« Le matin, c’est la jeunesse du jour. Tout y est gai, frais et facile. Il ne faut pas l’abréger en se levant tard. » Ainsi parlait le philosophe allemand Arthur Schopenhauer qui, malgré une villégiature à Marseille, a toujours eu une approche pessimiste du monde. Certains chez les Républicains prient depuis ce funeste dimanche 11 juin, pour qu’il ait eu raison à l’avance et rêvent sans doute que les abstentionnistes qui ont mis du temps à Marseille pour se lever en ce jour d’élection, se réveillent avant le second tour. Pari risqué, si l’on regarde la situation après le raz de marée dominical qui a vu la macronie s’enrichir de fiefs où on ne l’attendait sans doute pas. Nous pensons bien évidemment à nos voisins varois, qui voient tous leur sortants qui coulaient depuis si longtemps une confortable république, se retrouver promis à des repos forcés sous les parasols des places ou les chênes du haut pays.
A Marseille ou dans le pays d’Aix et au-delà la situation n’est guère plus reluisante où des têtes d’affiche comme Guy Teissier, Bruno Genzana, Bernard Deflesselles et autres Valérie Boyer, se voient menacés ou recalés. Il y a quelques semaines encore, ils triomphaient sur leur compte Facebook où en tweetant prématurément la victoire en chantant.
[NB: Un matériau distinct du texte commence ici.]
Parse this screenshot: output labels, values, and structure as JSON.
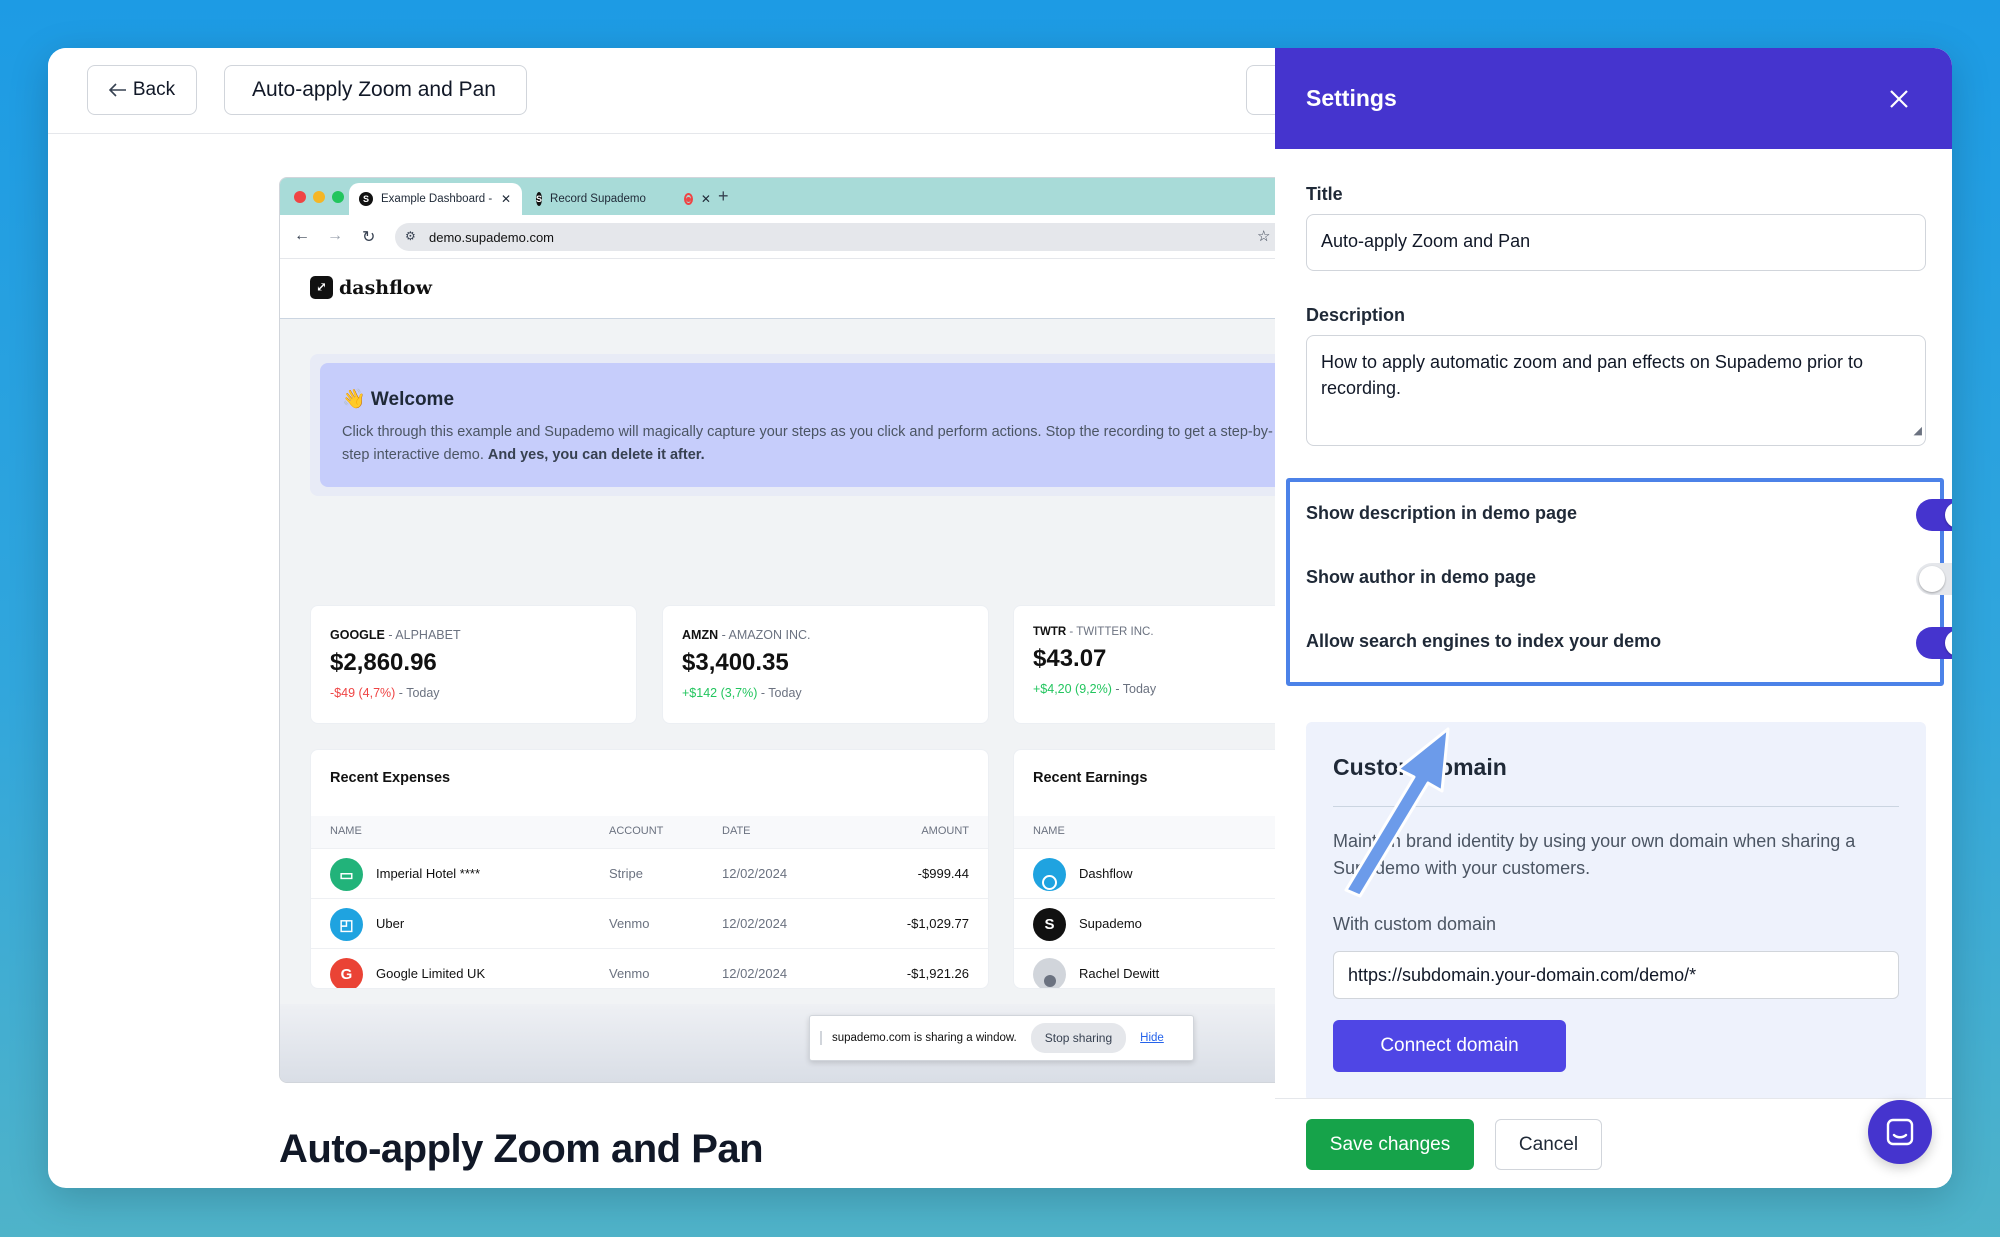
{
  "topbar": {
    "back_label": "Back",
    "demo_title": "Auto-apply Zoom and Pan"
  },
  "preview": {
    "tabs": [
      {
        "label": "Example Dashboard - Dashfl",
        "active": true
      },
      {
        "label": "Record Supademo",
        "active": false
      }
    ],
    "url": "demo.supademo.com",
    "app_name": "dashflow",
    "welcome": {
      "title": "👋 Welcome",
      "text": "Click through this example and Supademo will magically capture your steps as you click and perform actions. Stop the recording to get a step-by-step interactive demo. ",
      "text_bold": "And yes, you can delete it after."
    },
    "stocks": [
      {
        "ticker": "GOOGLE",
        "company": " - ALPHABET",
        "value": "$2,860.96",
        "change": "-$49 (4,7%)",
        "suffix": " - Today"
      },
      {
        "ticker": "AMZN",
        "company": " - AMAZON INC.",
        "value": "$3,400.35",
        "change": "+$142 (3,7%)",
        "suffix": " - Today"
      },
      {
        "ticker": "TWTR",
        "company": " - TWITTER INC.",
        "value": "$43.07",
        "change": "+$4,20 (9,2%)",
        "suffix": " - Today"
      }
    ],
    "expenses": {
      "title": "Recent Expenses",
      "headers": [
        "NAME",
        "ACCOUNT",
        "DATE",
        "AMOUNT"
      ],
      "rows": [
        {
          "name": "Imperial Hotel ****",
          "account": "Stripe",
          "date": "12/02/2024",
          "amount": "-$999.44"
        },
        {
          "name": "Uber",
          "account": "Venmo",
          "date": "12/02/2024",
          "amount": "-$1,029.77"
        },
        {
          "name": "Google Limited UK",
          "account": "Venmo",
          "date": "12/02/2024",
          "amount": "-$1,921.26"
        }
      ]
    },
    "earnings": {
      "title": "Recent Earnings",
      "headers": [
        "NAME"
      ],
      "rows": [
        {
          "name": "Dashflow"
        },
        {
          "name": "Supademo"
        },
        {
          "name": "Rachel Dewitt"
        }
      ]
    },
    "share_bar": {
      "text": "supademo.com is sharing a window.",
      "stop_label": "Stop sharing",
      "hide_label": "Hide"
    }
  },
  "page_title": "Auto-apply Zoom and Pan",
  "settings": {
    "header": "Settings",
    "title_label": "Title",
    "title_value": "Auto-apply Zoom and Pan",
    "description_label": "Description",
    "description_value": "How to apply automatic zoom and pan effects on Supademo prior to recording.",
    "toggles": [
      {
        "label": "Show description in demo page",
        "on": true
      },
      {
        "label": "Show author in demo page",
        "on": false
      },
      {
        "label": "Allow search engines to index your demo",
        "on": true
      }
    ],
    "custom_domain": {
      "title": "Custom domain",
      "description": "Maintain brand identity by using your own domain when sharing a Supademo with your customers.",
      "field_label": "With custom domain",
      "field_value": "https://subdomain.your-domain.com/demo/*",
      "connect_label": "Connect domain"
    },
    "save_label": "Save changes",
    "cancel_label": "Cancel"
  },
  "colors": {
    "brand": "#4534ce",
    "connect": "#4f46e5",
    "save": "#16a34a",
    "highlight": "#4c82e8"
  }
}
Il serait facile d’ironiser. Comme de courte vue de voir dans ces résultats telluriques le seul résultat de partis en capilotade, ou d’absence chronique de doctrine exprimée. La République en Marche a séduit. Les électeurs qui se sont rendus sur le champ de course électoral, ont voulu donner une chance à l’étalon qu’ils ont nommé pour la magistrature suprême.
La surprise c’est qu’ici, comme ailleurs ils aient choisi de donner une chance au renouveau plutôt que de suivre une tradition rebelle si souvent décrite dans l’histoire de la Provence. Marie-Arlette Carlotti sortie de sa retraite forcée, disait sur France 3 que le système de la Ve République était à bout de souffle. Il aurait été plus juste de reconnaître que ce sont ceux qui en profitent depuis tant de décennies qui ont manqué d’air. Les électeurs de l’aire métropolitaine ont opté pour le « dégagisme », prôné avec un bel en train par Jean-Luc Mélenchon et mezzo voce par son allié communiste.
Le parti républicain a commis l’erreur de penser que cela ne concernerait que le parti socialiste. Il n’avait pas compris que, pour nombre de citoyens, il était un frère siamois. M. Mélenchon qui a réussi l’exploit ce même dimanche de rendre mortifère l’endroit le plus festif de Marseille – le Dock du Sud – peut s’enorgueillir d’avoir tenu parole. En fait il devra attendre dimanche prochain pour tenter de « remplacer » Patrick Mennucci, ce qui est loin d’être acquis. Avec les frondeurs et le parti communiste, il n’aura finalement réussi qu’à enterrer un mort vivant. Un PS bucco rhodanien notamment, qui s’est auto-métastasé à coups de scandales, de débats douteux, de pré-carrés improbables et d’absence totale de direction.
Jean-David Ciot porte douloureusement sa croix lui qui avait cru pouvoir trouver refuge dans la future majorité présidentielle. Quant aux autres ils peuvent commander les cartons qui permettront d’évacuer des archives de la rue Montgrand, les facsimilés de fausses cartes et autres dossiers compromettants.
Restent les scores du FN moins hauts évidemment que ceux qu’attendait Stéphane Ravier visiblement très agacé par cette France qui a choisi la plage plutôt que l’ombre des tours de béton. Ses promesses d’un ordre nouveau n’ont plus l’écho qu’elles avaient encore il y a peu. Comme Mélenchon, il conteste le verdict des urnes en lui opposant la très faible participation. Les électeurs, qui ne sont pas c’est vrai majoritairement macron-compatibles, ne semblent pas avoir ressenti l’urgence de s’opposer à la marée en marche.
Dimanche prochain ce n’est pas au marégraphe sur la corniche Kennedy qu’il faudra aller mesurer la montée des eaux, mais une fois encore dans les bureaux de vote. Si la macronie prend un peu plus l’ascendant, il faudra s’exercer pour reconnaitre son député. C’est de cette révolution que Macron parlait dans son livre. Pour le moment, elle est en marche.